HTBS 2019, Penekanan Angka Tuberculosis (TB) oleh Seluruh Elemen Masyarakat


FKM NEWS-Tuberculosis (TB) merupakan masalah kesehatan masyarakat utama di dunia. Pada tahun 1993 World Health Organization (WHO) telah mencanangkan TB sebagai Global Emergency. Berdasarkan laporan WHO tahun 2017, diperkirakan ada 1,02 juta kasus TB di Indonesia, namun baru terlapor ke Kementerian Kesehatan sebanyak 0,42 juta kasus.

Dengan permasalahan tersebut, maka Hari Tuberculosis Sedunia (HTBS) tahun 2019 mengangkat tema secara Global yakni “Its time”, sejalan dengan Gerakan Masyarakat Sehat (Germas) melalui Program Indonesia Sehat dengan Pendekatan Keluarga (PIS-PK), Indonesia mengambil tema peringatan HTBS tahun 2019 yaitu “Saatnya Indonesia Bebas TBC, Mulai dari Saya” dengan aksi: Temukan Tuberkulosis Obati Sampai Sembuh (TOSS TBC). Deteksi dini dan pencegahannya.

Pemerintah telah banyak menyoroti program dalam penekanan angka TB di Indonesia dari tahun-ke tahun, dengan cita Indonesia bebas TB tahun 2030. Namun, kurangnya kesadaran masyarakat menjadi faktor utama penghambat dalam penekanan kasus TB di Indonesia.
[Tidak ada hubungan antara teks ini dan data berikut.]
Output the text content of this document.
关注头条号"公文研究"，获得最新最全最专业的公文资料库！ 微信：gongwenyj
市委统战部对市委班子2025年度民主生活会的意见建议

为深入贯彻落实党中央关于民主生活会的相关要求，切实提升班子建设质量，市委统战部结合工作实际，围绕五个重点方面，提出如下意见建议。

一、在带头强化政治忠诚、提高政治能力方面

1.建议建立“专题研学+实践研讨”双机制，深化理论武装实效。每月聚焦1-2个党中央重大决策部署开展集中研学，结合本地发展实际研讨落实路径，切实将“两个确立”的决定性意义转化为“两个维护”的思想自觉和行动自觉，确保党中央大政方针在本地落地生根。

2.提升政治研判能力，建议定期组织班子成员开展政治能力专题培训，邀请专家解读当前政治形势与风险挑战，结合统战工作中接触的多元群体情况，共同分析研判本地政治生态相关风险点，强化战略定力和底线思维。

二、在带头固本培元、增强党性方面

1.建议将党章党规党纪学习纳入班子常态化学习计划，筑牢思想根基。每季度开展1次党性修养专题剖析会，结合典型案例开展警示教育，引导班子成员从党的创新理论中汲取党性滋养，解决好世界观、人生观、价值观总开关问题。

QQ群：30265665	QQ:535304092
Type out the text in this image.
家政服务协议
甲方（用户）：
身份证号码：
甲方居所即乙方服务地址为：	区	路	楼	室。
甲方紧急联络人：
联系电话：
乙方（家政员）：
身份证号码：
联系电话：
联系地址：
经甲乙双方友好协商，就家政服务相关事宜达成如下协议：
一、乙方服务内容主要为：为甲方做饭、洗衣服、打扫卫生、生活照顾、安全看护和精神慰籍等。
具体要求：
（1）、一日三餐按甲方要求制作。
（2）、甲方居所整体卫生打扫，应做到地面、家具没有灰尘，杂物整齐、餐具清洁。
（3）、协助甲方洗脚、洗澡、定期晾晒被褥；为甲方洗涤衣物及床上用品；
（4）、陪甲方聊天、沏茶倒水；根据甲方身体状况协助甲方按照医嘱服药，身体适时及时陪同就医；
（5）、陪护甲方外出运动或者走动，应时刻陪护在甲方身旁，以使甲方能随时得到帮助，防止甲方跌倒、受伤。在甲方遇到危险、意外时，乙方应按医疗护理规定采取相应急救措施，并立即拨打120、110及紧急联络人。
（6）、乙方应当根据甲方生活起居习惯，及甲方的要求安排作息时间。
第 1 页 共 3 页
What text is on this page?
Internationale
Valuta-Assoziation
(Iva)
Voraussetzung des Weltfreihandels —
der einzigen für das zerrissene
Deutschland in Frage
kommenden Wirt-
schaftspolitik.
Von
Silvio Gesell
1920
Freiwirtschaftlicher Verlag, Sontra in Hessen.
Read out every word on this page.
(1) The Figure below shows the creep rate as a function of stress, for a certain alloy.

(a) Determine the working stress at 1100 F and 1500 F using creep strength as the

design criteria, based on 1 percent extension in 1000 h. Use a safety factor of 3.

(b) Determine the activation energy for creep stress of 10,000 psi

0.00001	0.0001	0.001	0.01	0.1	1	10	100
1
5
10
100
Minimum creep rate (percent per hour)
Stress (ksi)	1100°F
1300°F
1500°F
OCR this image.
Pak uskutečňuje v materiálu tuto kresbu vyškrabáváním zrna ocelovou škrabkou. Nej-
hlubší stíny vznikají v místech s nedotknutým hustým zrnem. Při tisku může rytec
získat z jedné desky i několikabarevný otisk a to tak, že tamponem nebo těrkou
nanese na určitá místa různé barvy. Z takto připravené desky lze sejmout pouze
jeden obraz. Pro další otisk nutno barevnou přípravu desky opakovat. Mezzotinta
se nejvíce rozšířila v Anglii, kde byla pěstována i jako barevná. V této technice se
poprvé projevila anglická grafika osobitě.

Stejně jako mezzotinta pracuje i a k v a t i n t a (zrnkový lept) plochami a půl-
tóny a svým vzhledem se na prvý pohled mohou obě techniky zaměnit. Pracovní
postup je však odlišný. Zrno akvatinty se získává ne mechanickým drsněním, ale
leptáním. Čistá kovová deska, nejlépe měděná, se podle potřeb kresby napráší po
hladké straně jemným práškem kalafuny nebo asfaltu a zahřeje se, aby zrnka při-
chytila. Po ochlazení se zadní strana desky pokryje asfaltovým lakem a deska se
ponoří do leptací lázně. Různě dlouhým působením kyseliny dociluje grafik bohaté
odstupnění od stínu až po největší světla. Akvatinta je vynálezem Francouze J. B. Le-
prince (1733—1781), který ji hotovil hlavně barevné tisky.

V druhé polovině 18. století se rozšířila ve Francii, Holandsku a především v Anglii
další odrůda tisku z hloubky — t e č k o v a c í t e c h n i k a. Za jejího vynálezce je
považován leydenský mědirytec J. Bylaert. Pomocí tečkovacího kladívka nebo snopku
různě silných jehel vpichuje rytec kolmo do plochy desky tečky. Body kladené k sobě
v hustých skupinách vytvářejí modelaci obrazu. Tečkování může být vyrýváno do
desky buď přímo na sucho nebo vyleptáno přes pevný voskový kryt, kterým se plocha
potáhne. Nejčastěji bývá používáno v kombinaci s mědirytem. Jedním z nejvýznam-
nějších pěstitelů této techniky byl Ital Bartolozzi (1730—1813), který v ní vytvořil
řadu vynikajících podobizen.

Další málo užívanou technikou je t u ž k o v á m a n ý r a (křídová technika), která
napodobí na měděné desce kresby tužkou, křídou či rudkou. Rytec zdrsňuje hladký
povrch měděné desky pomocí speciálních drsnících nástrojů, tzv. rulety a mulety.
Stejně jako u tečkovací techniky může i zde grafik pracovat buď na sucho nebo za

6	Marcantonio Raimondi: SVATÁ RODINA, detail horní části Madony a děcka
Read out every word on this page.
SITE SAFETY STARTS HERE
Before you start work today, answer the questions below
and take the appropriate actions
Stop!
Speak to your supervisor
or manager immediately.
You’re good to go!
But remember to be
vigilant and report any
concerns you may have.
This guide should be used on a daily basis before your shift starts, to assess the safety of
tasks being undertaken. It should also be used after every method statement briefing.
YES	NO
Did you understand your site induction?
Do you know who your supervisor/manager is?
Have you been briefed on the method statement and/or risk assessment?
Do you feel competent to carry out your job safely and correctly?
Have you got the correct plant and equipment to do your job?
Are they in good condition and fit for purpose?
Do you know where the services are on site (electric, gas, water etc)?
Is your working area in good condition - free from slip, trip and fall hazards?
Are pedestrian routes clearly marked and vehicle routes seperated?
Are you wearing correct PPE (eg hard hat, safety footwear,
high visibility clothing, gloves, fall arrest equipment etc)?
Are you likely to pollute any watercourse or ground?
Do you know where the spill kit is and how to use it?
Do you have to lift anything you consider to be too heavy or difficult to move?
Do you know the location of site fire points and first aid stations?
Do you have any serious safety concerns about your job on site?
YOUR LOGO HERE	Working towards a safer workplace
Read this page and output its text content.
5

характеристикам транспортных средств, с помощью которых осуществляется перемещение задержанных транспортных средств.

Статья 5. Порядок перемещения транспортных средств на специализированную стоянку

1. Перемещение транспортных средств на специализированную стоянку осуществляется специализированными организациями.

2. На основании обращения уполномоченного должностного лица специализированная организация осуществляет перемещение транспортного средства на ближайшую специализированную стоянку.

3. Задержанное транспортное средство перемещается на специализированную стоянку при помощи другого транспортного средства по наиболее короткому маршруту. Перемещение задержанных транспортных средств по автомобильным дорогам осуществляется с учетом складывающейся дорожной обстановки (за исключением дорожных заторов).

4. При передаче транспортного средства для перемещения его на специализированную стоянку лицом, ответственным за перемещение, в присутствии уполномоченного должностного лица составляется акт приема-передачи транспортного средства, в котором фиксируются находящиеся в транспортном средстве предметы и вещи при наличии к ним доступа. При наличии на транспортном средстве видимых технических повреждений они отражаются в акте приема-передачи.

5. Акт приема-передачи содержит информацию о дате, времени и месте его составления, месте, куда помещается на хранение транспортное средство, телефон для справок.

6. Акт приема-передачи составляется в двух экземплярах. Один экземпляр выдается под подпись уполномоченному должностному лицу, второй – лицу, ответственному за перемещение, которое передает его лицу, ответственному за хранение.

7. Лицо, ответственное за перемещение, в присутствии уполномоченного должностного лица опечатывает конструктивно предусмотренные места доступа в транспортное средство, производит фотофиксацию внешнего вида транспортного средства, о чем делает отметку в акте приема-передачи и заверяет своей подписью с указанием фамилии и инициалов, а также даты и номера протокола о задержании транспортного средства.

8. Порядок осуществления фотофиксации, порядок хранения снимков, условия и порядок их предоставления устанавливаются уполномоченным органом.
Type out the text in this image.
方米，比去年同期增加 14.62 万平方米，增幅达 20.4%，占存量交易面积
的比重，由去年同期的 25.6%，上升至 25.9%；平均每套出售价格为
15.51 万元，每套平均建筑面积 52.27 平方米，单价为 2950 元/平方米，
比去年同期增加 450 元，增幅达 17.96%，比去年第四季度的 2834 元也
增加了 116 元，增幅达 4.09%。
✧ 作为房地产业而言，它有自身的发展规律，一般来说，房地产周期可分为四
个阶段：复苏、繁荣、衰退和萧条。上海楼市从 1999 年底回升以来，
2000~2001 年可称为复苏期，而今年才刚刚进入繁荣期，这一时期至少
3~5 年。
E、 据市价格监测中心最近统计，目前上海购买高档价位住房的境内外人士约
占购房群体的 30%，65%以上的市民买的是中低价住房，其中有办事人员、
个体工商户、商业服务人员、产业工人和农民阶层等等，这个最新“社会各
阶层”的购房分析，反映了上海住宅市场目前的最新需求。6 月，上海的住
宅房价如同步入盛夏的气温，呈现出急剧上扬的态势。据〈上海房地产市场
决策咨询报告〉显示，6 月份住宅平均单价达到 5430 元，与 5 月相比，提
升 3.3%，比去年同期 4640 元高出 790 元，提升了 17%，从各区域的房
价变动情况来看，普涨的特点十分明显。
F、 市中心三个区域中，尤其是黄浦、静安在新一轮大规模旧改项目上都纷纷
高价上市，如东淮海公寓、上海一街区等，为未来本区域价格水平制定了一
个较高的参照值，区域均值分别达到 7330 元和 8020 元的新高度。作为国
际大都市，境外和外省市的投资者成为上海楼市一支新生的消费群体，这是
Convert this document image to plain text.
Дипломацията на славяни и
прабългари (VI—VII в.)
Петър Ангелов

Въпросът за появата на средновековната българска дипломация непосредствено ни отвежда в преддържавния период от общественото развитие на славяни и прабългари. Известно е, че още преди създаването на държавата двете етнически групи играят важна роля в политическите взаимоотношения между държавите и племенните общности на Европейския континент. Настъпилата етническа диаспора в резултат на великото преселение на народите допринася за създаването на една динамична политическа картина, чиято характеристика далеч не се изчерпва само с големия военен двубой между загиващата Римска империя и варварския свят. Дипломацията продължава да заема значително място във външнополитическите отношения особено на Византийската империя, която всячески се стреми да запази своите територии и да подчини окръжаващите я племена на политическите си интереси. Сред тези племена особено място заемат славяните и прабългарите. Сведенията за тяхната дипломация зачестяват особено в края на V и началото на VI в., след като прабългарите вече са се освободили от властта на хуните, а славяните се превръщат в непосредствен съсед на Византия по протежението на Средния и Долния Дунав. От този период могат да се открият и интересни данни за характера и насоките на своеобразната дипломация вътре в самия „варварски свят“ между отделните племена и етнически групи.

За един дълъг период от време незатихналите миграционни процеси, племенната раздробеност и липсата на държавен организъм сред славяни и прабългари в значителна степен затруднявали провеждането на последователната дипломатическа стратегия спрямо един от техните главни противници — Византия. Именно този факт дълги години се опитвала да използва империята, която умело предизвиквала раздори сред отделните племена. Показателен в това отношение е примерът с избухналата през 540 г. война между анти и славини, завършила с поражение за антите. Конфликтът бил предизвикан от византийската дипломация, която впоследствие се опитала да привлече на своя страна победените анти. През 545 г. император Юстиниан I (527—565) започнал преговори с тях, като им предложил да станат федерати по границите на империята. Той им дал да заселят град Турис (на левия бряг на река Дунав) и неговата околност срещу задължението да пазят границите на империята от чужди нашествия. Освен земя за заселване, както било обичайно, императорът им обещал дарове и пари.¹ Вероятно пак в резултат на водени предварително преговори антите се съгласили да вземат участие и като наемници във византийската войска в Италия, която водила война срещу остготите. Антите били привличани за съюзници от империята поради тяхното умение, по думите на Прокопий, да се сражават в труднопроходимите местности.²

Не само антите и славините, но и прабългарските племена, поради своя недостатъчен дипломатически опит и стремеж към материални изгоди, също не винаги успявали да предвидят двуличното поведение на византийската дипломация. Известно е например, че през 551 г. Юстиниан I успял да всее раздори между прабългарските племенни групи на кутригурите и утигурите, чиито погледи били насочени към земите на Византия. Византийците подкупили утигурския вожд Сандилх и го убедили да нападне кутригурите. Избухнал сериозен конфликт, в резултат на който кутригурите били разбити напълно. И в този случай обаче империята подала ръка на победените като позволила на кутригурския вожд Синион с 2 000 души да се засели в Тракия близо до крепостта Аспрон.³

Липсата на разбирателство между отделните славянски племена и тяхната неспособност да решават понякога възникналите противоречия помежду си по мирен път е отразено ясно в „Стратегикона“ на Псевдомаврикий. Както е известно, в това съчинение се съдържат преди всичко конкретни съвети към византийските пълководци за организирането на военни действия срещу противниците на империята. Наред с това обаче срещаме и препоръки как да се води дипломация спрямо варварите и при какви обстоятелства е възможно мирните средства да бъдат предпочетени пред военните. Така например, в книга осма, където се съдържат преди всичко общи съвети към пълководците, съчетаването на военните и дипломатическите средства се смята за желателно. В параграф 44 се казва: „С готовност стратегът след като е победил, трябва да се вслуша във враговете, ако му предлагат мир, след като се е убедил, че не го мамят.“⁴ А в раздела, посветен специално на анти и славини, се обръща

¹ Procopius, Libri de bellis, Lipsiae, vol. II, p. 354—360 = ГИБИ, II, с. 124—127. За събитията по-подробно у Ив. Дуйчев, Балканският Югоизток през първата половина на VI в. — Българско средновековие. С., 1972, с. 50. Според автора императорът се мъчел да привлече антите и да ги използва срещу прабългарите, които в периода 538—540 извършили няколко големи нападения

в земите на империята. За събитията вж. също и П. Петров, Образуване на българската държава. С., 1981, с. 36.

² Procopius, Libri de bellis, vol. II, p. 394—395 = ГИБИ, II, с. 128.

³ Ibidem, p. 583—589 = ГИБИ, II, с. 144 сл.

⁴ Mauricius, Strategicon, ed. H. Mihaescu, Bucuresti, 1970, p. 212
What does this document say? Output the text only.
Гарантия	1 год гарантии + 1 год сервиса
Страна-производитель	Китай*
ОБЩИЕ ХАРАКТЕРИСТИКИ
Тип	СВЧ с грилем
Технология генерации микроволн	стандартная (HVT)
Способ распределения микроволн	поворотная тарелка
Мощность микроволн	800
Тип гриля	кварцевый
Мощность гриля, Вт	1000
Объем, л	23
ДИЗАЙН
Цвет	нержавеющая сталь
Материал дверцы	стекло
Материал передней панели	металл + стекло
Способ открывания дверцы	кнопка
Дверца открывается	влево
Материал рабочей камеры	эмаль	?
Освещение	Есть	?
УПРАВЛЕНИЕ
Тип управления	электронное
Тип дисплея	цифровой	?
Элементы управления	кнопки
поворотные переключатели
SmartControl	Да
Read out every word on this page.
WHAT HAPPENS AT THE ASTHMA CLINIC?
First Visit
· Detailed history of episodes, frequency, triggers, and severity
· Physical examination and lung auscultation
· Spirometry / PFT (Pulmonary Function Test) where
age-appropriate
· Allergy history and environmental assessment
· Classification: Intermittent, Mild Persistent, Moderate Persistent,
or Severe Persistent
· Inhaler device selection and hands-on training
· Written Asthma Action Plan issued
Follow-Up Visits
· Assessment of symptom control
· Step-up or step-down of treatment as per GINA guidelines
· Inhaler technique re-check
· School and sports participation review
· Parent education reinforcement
Bertepatan dengan HTBS, dosen Epidemiologi Penyakit Kesehatan Masyarakat Universitas Airlangga Prof., Dr. Chatarina Umbul Wahyuni dr., M.S., M.P.H. mengatakan, permasalahan TB belum habis, banyak faktor yang mempengaruhi seperti usaha penemuan kasus belum maksimal dan ketidakpatuhan masyarakat yang terkena TB untuk meminum obat secara rutin, sehingga menyebabkan resistan terhadap obat tersebut atau biasa dikenal dengan istilah MDR.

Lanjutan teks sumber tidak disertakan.